2. Sovereign Life Assurance Co v Dodd
Facts
Policyholders challenged the classification of creditors in a scheme.
Judgment
The court ruled that different classes of stakeholders must be separately represented.
Principle
Proper classification of stakeholders is essential for fair scheme approvals.
3. Re English, Scottish and Australian Chartered Bank
Facts
Creditors disputed whether the majority vote approving a scheme was binding.
Judgment
The court held that once statutory majorities approve the scheme and the court sanctions it, the scheme becomes binding on all stakeholders.
Principle
Schemes of arrangement bind dissenting stakeholders once proper procedures are followed.
4. Re National Bank Ltd
Facts
The court considered whether the scheme was fair to dissenting shareholders.
Judgment
The court emphasized its duty to ensure that schemes are reasonable and equitable.
Principle
Judicial oversight protects minority stakeholders from unfair schemes.
5. Re Hawk Insurance Co Ltd
Facts
A scheme of arrangement involving insurance liabilities was challenged.
Judgment
The court assessed whether creditors had sufficient information to vote intelligently.
Principle
Full disclosure is necessary for valid stakeholder approval.
6. Re Lehman Brothers International (Europe)
Facts
A scheme of arrangement was used to resolve complex creditor claims after insolvency.
Judgment
The court approved the scheme after confirming that creditors had been fairly represented.
Principle
Schemes may provide effective mechanisms for resolving complex corporate restructurings.
9. Governance Best Practices for Scheme Approvals
Companies should adopt governance practices that strengthen fairness and transparency during scheme approvals.
Independent Financial Advice
Independent experts should evaluate the fairness of proposed schemes.
Clear Stakeholder Communication
Companies must provide detailed explanatory statements describing the scheme’s effects.

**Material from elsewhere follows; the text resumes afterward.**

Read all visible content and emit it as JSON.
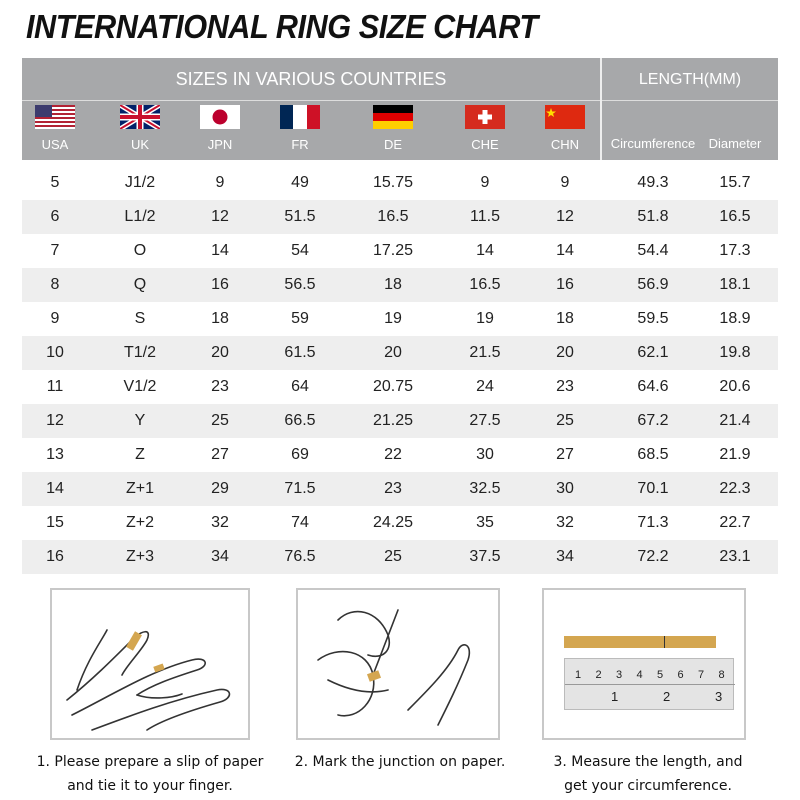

Proper Stakeholder Classification
Different classes of shareholders or creditors must be properly identified and represented.
Conflict Management
Directors with potential conflicts should disclose their interests and avoid influencing decisions.
Regulatory Compliance
Companies must strictly follow statutory requirements governing scheme approvals.
10. Emerging Developments
Corporate restructuring practices continue to evolve, and schemes of arrangement have become an increasingly popular governance tool. Recent developments include:
cross-border restructuring schemes
schemes used in corporate takeovers
increased judicial scrutiny of stakeholder fairness
greater emphasis on minority shareholder protection
These developments have strengthened governance standards in corporate restructuring processes.
11. Conclusion
Schemes of arrangement are powerful corporate restructuring tools that allow companies to reorganize their financial and corporate structures efficiently. However, because they can significantly affect stakeholder rights, strict corporate governance rules govern their approval.
Key governance mechanisms—including disclosure requirements, stakeholder voting, board oversight, and judicial supervision—ensure that schemes are fair, transparent, and lawful. Judicial precedents emphasize the importance of proper stakeholder classification, informed consent, and fairness toward minority participants.
By adhering to strong governance practices, companies can successfully implement schemes of arrangement while maintaining stakeholder trust and legal compliance.